– Я тебе дам – без взрослых на улицу!
– Пошли с нами!
– У меня к Татьяне Николавне дело! А вы брысь под лавку!
Рондики, делают вид, что приказов от Мишель принимать не собираются, но и на улицу из класса без учительницы не идут. Затевают драку.
Мишель отзывает Татьяну Николаевну в ванную комнату. Та вся изгибается в вопросительный знак. Закрываются на защелку, сделав мелким внушение – ничего не крушить. Конечно, из-за дверей тут же слышится визг и грохот: кажется, стул опрокинулся.
Мишель раскрывает черный полиэтиленовый пакет. Внутри – пять банок с тушенкой, капсулы в солидоле. Татьяна Николаевна не понимает:
– Это что?
– Это мясо. Тушенка. Я… Я запас… Нашла. Забыла… О нем. А теперь случайно наткнулась, и… Ну, в общем. Это для детей. Я не знаю, как лучше сделать. Домой, наверное, им не нужно с собой… И в столовую тоже. Так что, я вам вот. Тут. Может быть, какой-то второй обед делать им… В классе.
Татьяна Николаевна так и смотрит в этот раскрытый черный пакет, не перебивает Мишель, дает ей проблеяться, не спешит никак выручить. Ну и правильно: сколько времени прошло, пока Мишель решилась. Теперь красней давай.
– Но они ведь, наверное, все равно расскажут родителям. А родители спросят, чем мы их тут…
Мишель поводит плечами.
– Ну я не знаю. Я просто… Ну, что они у меня зря лежат, эти банки, да? Понимаете?
Татьяна Николаевна ставит пакет на пол и берет Мишель за руку.
– Спасибо. Спасибо тебе. Видишь – я в тебе не ошибалась!
Мишель осторожно, но решительно высвобождает пальцы из этого мягкого капкана.
3.
– Егор!
Над ним стоит Полкан. Егор вскидывается – мать сидит на стуле в ногах кровати. Глаза у нее заплаканные. Полкан выглядит невыспавшимся и потасканным, с него совсем сошло сало, которым он обычно блестит. От него разит перегаром.
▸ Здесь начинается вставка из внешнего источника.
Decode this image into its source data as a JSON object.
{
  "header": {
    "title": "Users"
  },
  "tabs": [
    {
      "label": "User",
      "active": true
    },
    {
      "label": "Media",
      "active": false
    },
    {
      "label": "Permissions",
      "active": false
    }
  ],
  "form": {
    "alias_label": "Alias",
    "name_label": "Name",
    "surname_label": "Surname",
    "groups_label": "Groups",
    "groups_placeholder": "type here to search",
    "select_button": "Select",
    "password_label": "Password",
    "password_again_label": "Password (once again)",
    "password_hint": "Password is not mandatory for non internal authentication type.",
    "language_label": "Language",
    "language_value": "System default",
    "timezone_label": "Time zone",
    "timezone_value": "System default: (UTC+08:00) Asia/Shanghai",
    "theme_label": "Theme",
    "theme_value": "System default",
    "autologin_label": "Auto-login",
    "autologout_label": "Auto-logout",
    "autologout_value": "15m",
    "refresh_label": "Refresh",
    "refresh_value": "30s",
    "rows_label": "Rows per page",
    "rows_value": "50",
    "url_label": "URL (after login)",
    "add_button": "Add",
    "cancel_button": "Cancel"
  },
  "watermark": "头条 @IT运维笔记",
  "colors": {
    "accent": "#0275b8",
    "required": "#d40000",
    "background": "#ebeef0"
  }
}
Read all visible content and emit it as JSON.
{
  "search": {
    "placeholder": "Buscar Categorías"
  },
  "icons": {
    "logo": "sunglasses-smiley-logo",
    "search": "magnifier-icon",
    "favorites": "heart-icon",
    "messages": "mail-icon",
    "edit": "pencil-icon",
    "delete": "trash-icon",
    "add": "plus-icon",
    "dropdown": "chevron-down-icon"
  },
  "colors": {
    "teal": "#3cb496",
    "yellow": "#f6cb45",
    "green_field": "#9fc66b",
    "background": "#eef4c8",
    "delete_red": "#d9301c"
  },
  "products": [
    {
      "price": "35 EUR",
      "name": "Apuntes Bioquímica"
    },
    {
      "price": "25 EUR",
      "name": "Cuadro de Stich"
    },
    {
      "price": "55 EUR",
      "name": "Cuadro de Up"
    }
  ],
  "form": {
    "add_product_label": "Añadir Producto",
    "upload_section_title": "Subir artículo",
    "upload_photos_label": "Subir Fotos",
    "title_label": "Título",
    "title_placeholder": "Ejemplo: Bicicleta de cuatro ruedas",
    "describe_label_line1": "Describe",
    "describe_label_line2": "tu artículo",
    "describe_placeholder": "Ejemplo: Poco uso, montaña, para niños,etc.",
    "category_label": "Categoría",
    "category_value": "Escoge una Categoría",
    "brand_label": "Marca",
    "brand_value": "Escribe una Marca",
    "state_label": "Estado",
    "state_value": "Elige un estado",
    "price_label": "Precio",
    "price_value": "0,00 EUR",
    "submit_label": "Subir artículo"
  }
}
– Ты за коим хером туда поперся?
– Сережа!
– А что Сережа? Пускай говорит, пока не соображает. Чего ты забыл там?
Егор обводит глазами палату, собирается с мыслями, выдавливает:
– Где «там»?
– На мосту, бляха!
Точно, на мосту. И Егор вспоминает, зачем:
– Где телефон?
– Вот опять. Телефон какой-то ему привиделся там… Он не в себе еще, Сережа.
– Нет у тебя никакого телефона! Нет и не было. Ты на мост зачем пошел, спрашиваю?!
– Чтобы телефон разлочить.
– Ох, ты бляха ты муха! Ты нарочно, что ли, выбесить меня решил?
– Правда. Там на мосту люди… Мертвые. С той стороны. У одного был телефон. Я нашел, хотел открыть. За этим пошел.
Полкан смотрит на него недоверчиво.
– Брешешь! Какие люди еще? Откуда?! Казаки, что ли?
– Нет… Другие. С того берега. Из Екатеринбурга…
Мать вмешивается:
– Оставь его! Дай ему в себя прийти!
Но Полкан не отлипает.
– Значит, так. Тебя дозорные на заставе приняли. Чуть не положили. Ты полз. Был не в себе. Упал. Подошли, противогаз стащили – и в лазарет. Кроме этого чертова дырявого противогаза ничего у тебя не было. Ни табельного оружия даже, сука, ни тем более какого-то там еще телефона!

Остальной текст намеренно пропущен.